SaaS startup by an idea guy

So I have a startup with my friend as programmers and I have two things I can tell you.

If you can afford it, my partner and I are willing to sit down and hash over details with you. That being said, developing SaaS usually takes a very long time and thus becomes very expensive. But I do think we can talk and see if we can reach an agreement seeing as how we've worked with European companies before. 3000 euros translates to around <$4000 (just ballpark guessing). This probably isn't enough to build a full and complete SaaS, unless you have a small one. It would take having more details.
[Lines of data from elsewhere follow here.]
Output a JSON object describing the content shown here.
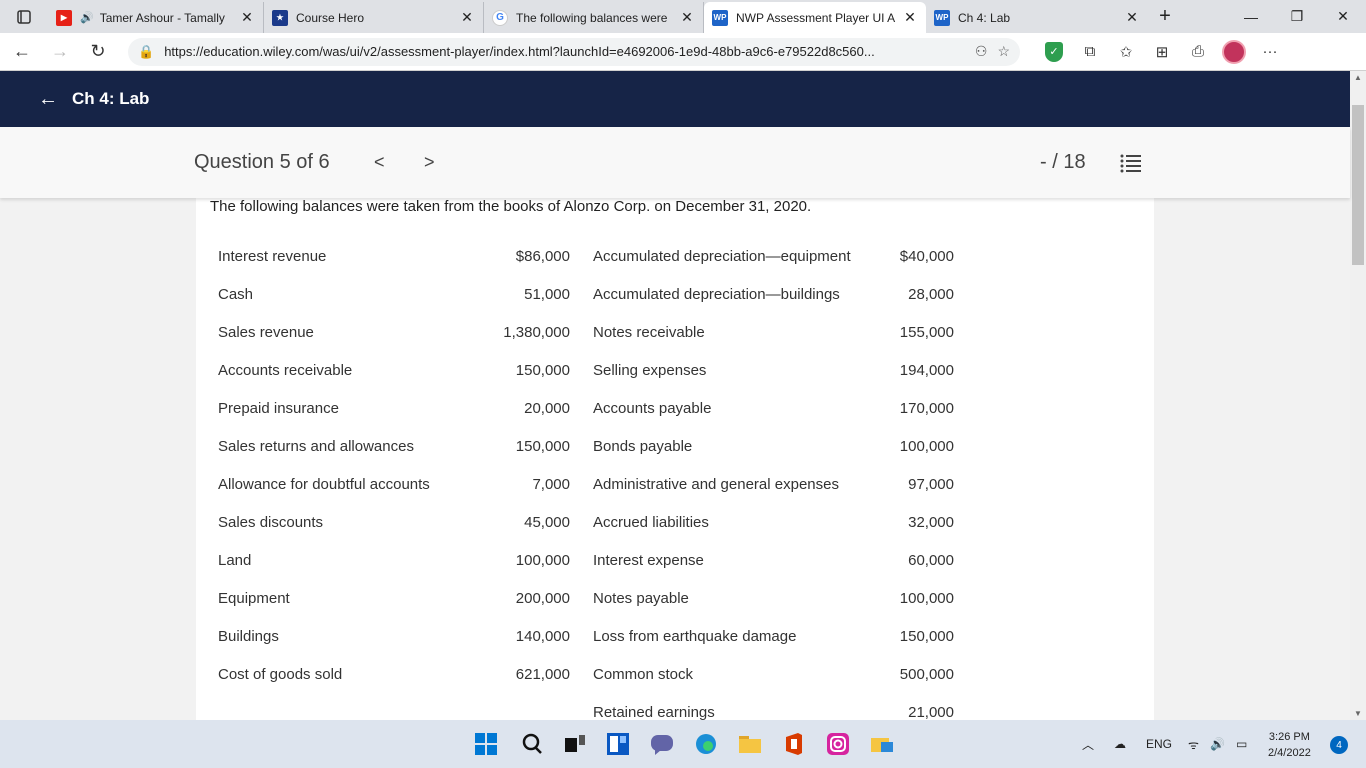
{
  "browser": {
    "tabs": [
      {
        "title": "Tamer Ashour - Tamally",
        "favicon": "youtube-icon",
        "audio": true
      },
      {
        "title": "Course Hero",
        "favicon": "course-hero-icon"
      },
      {
        "title": "The following balances were",
        "favicon": "google-icon"
      },
      {
        "title": "NWP Assessment Player UI A",
        "favicon": "wp-icon",
        "active": true
      },
      {
        "title": "Ch 4: Lab",
        "favicon": "wp-icon"
      }
    ],
    "url": "https://education.wiley.com/was/ui/v2/assessment-player/index.html?launchId=e4692006-1e9d-48bb-a9c6-e79522d8c560...",
    "more_label": "···"
  },
  "app": {
    "header_title": "Ch 4: Lab",
    "question_label": "Question 5 of 6",
    "score": "- / 18"
  },
  "question": {
    "intro": "The following balances were taken from the books of Alonzo Corp. on December 31, 2020.",
    "rows": [
      {
        "l_label": "Interest revenue",
        "l_value": "$86,000",
        "r_label": "Accumulated depreciation—equipment",
        "r_value": "$40,000"
      },
      {
        "l_label": "Cash",
        "l_value": "51,000",
        "r_label": "Accumulated depreciation—buildings",
        "r_value": "28,000"
      },
      {
        "l_label": "Sales revenue",
        "l_value": "1,380,000",
        "r_label": "Notes receivable",
        "r_value": "155,000"
      },
      {
        "l_label": "Accounts receivable",
        "l_value": "150,000",
        "r_label": "Selling expenses",
        "r_value": "194,000"
      },
      {
        "l_label": "Prepaid insurance",
        "l_value": "20,000",
        "r_label": "Accounts payable",
        "r_value": "170,000"
      },
      {
        "l_label": "Sales returns and allowances",
        "l_value": "150,000",
        "r_label": "Bonds payable",
        "r_value": "100,000"
      },
      {
        "l_label": "Allowance for doubtful accounts",
        "l_value": "7,000",
        "r_label": "Administrative and general expenses",
        "r_value": "97,000"
      },
      {
        "l_label": "Sales discounts",
        "l_value": "45,000",
        "r_label": "Accrued liabilities",
        "r_value": "32,000"
      },
      {
        "l_label": "Land",
        "l_value": "100,000",
        "r_label": "Interest expense",
        "r_value": "60,000"
      },
      {
        "l_label": "Equipment",
        "l_value": "200,000",
        "r_label": "Notes payable",
        "r_value": "100,000"
      },
      {
        "l_label": "Buildings",
        "l_value": "140,000",
        "r_label": "Loss from earthquake damage",
        "r_value": "150,000"
      },
      {
        "l_label": "Cost of goods sold",
        "l_value": "621,000",
        "r_label": "Common stock",
        "r_value": "500,000"
      },
      {
        "l_label": "",
        "l_value": "",
        "r_label": "Retained earnings",
        "r_value": "21,000"
      }
    ]
  },
  "taskbar": {
    "language": "ENG",
    "time": "3:26 PM",
    "date": "2/4/2022",
    "notifications": "4"
  },
  "colors": {
    "header_bg": "#162447",
    "active_tab": "#ffffff",
    "taskbar_bg": "#dde4ee"
  }
}
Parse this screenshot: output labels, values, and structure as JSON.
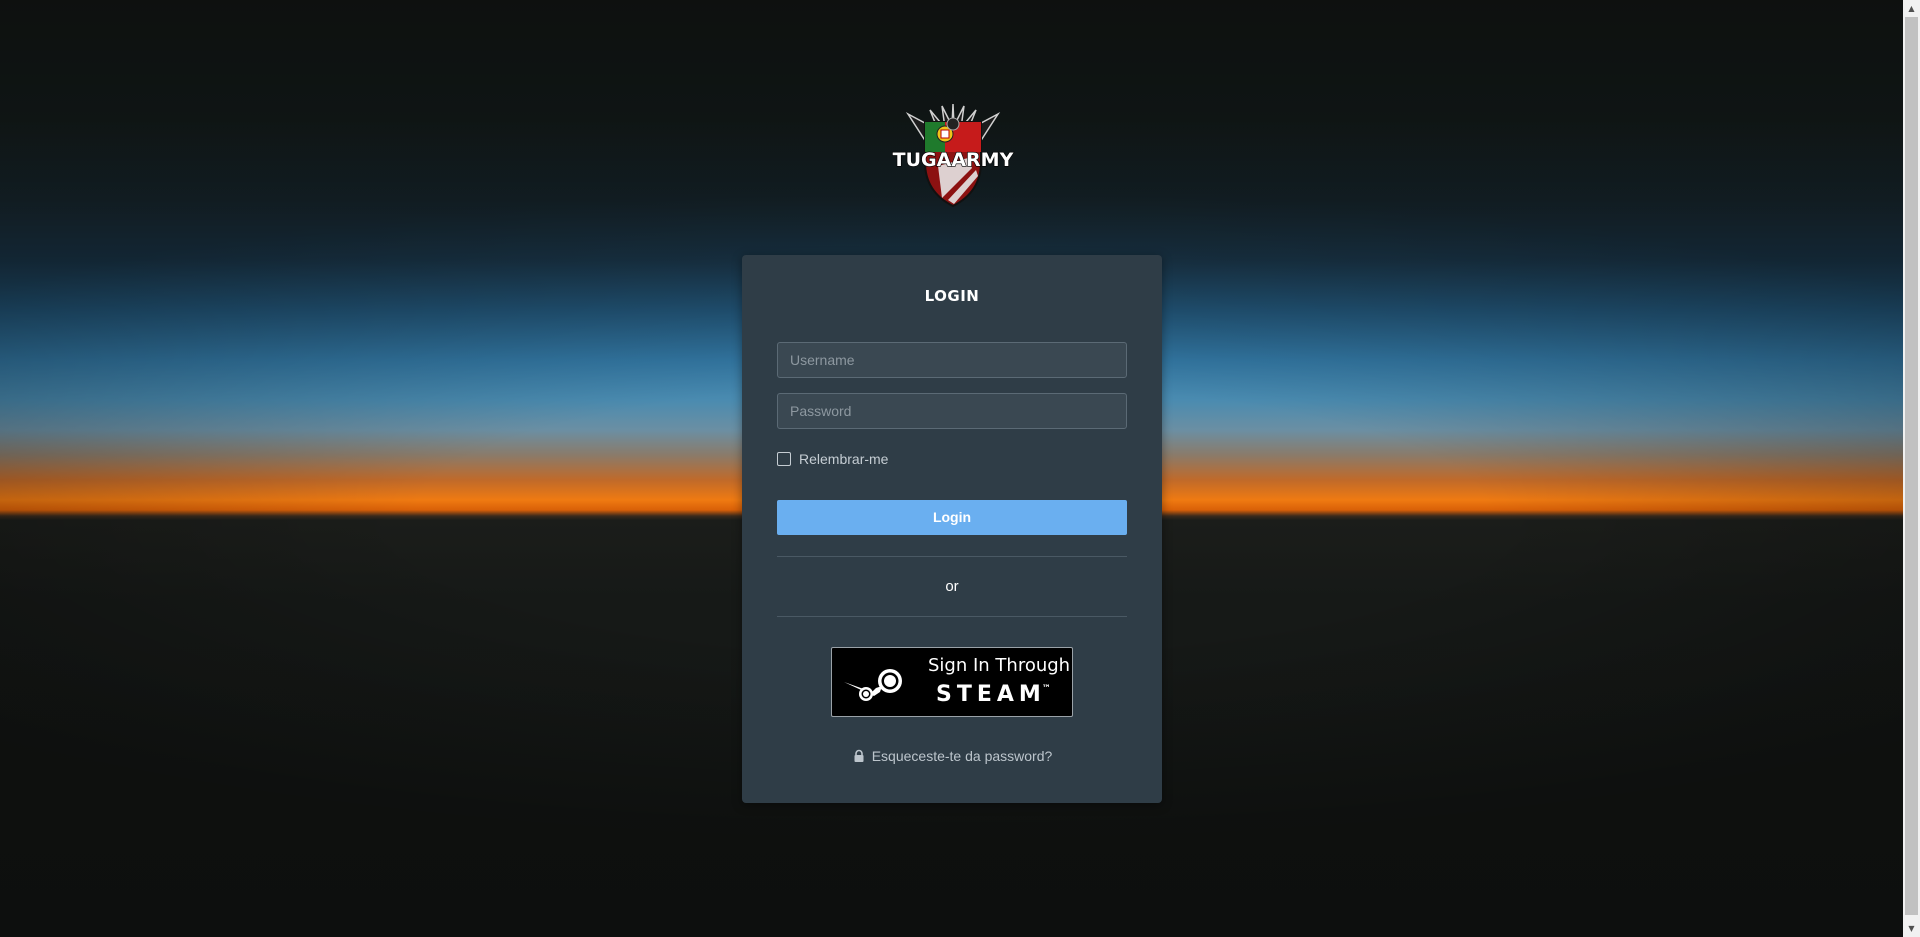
{
  "logo": {
    "text": "TUGAARMY",
    "icon": "eagle-shield-logo-icon"
  },
  "login_panel": {
    "title": "LOGIN",
    "username": {
      "placeholder": "Username",
      "value": ""
    },
    "password": {
      "placeholder": "Password",
      "value": ""
    },
    "remember": {
      "label": "Relembrar-me",
      "checked": false
    },
    "login_button": "Login",
    "separator_text": "or",
    "steam_button": {
      "line1": "Sign In Through",
      "line2": "STEAM",
      "trademark": "™",
      "icon": "steam-icon"
    },
    "forgot_password": {
      "label": "Esqueceste-te da password?",
      "icon": "lock-icon"
    }
  },
  "colors": {
    "panel_background": "#2f3d47",
    "login_button": "#6aaff0",
    "page_background": "#141715",
    "horizon_orange": "#ef7a12",
    "sky_blue": "#3378a4"
  },
  "scrollbar": {
    "up_icon": "scroll-up-arrow-icon",
    "down_icon": "scroll-down-arrow-icon"
  }
}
That being said, as a technical startup with experience working and meeting with start up entrepeneurs...I have to agree with /u/newbusox . The ones who worry about every line of code, who worries that SOMEBODY might hear the idea and then your whole project would be meaningless, usually displays this by making us sign rigorous NDAs before willing to sit down, stresses about the speed of which it is developed and deployed and involving as few people as possible...these guys are the ones that tend not to make it far at all. Let me make this clear. If your idea is good, you need passion and work to get it there. Not secrecy. In fact, secrecy will serve to be a detriment to your success. I guarantee this to you. newbusox is absolutely correct. Nowadays, we won't even meet with someone who says something like "I'm afraid my idea will be stolen." What you should be more worried about is execution, because that is what guarantees success. If your idea will solve problems in a way that is currently not being solved, then having lines of code be re-used or people talking about your idea will not hurt it at all. And I don't think you understand the whole "lines re-used by programmers" bit. This happens no matter what, simply because an algorithm becomes part of a programmer's brain on how to solve problems. I will be honest, if you came to me with this pitch for your idea I would tell you I was interested but would not put much stock in hearing from you again, or your idea taking off. The idea is the easy part, and most likely there are already those out there with the same idea. Execution is the hard part, and not everybody has it in them to execute.